Bantu Pak Sutrisno Sebatang Kara Tinggal di Gubuk Reyot
terkumpul dari target Rp 100.000.000
"Kadang sebulan baru ada yang beli serai saya, Nak. Hasilnya cuma 5-10 ribu rupiah. Tapi ya tetap saya syukuri, namanya rezeki kan nggak bisa dipaksa." ucap mbah suyono

Di balik riuh jalan kota, ada seorang pria renta yang hidup dalam kesunyian. Namanya Mbah Suyono, kini berusia 63 tahun. Sehari-hari, beliau menjual serai di pinggir jalan, atau merawat tanaman di sebidang tanah pinjaman orang.
Namun hidupnya tidaklah mudah.
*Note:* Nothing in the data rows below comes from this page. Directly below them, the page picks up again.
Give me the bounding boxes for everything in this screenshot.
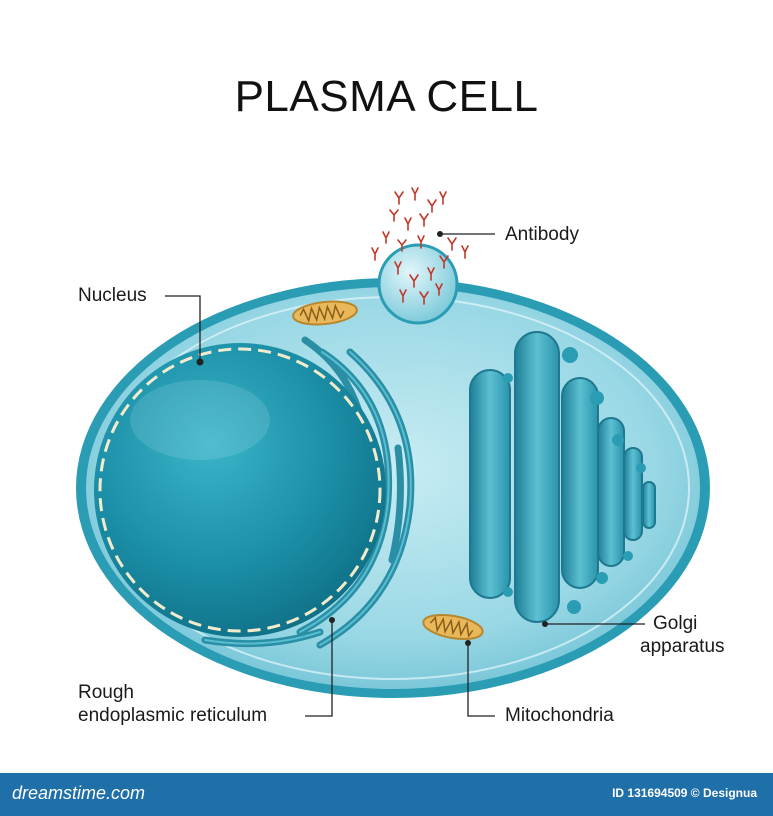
label-golgi-line2: apparatus [640,636,725,657]
label-antibody: Antibody [505,224,579,245]
footer-image-id: ID 131694509 © Designua [612,786,757,800]
plasma-cell-diagram [76,187,710,717]
footer-logo[interactable]: dreamstime.com [12,783,146,803]
mitochondrion [422,613,484,641]
label-rer-line1: Rough [78,682,134,703]
mitochondrion [292,300,358,326]
nucleus [94,343,386,637]
label-nucleus: Nucleus [78,285,147,306]
label-rer-line2: endoplasmic reticulum [78,705,268,726]
label-golgi-line1: Golgi [653,613,698,634]
footer-bar: dreamstime.com ID 131694509 © Designua [0,773,773,816]
secretory-vesicle [377,243,459,325]
golgi-vesicles [503,347,646,614]
page-title: PLASMA CELL [234,72,539,121]
leader-lines [165,233,645,717]
antibody-cluster [371,187,469,305]
golgi-apparatus [469,331,656,623]
label-mitochondria: Mitochondria [505,705,614,726]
Sejak 30 tahun yang lalu, penglihatannya hilang akibat terkena percikan las saat bekerja serabutan. Sejak itu, dunia menjadi gelap baginya. Meski begitu, beliau tidak menyerah. Dengan langkah pelan dan tangan yang meraba, ia tetap berusaha mengais rezeki.

Setiap hari Mbah Suyono duduk di pinggir jalan dengan beberapa ikat serai di sisinya. Tapi kenyataan pahitnya, pembeli hanya datang kadang sebulan sekali. Itu pun hasil yang didapat hanya sekitar Rp5.000—tak cukup bahkan untuk membeli beras satu kilo. Jadi beliau kadang dibantu sama tetangga dan keluarga terdekat disana

Sejak istrinya meninggal karena kanker payudara, Mbah Suyono benar-benar hidup sebatang kara. Tidak ada keluarga, tidak ada anak yang menemaninya. Hanya sebuah gubuk reyot yang menjadi saksi perjuangannya: atap bocor, dinding rapuh, dan dingin ketika hujan turun.

Ketika lelah usai berkebun atau menunggu pembeli yang tak kunjung datang, Mbah Suyono sering terlihat tidur di pondok kecil seadanya di pinggir jalan—menjadikannya rumah kedua selain gubuk reyot tempat ia tinggal.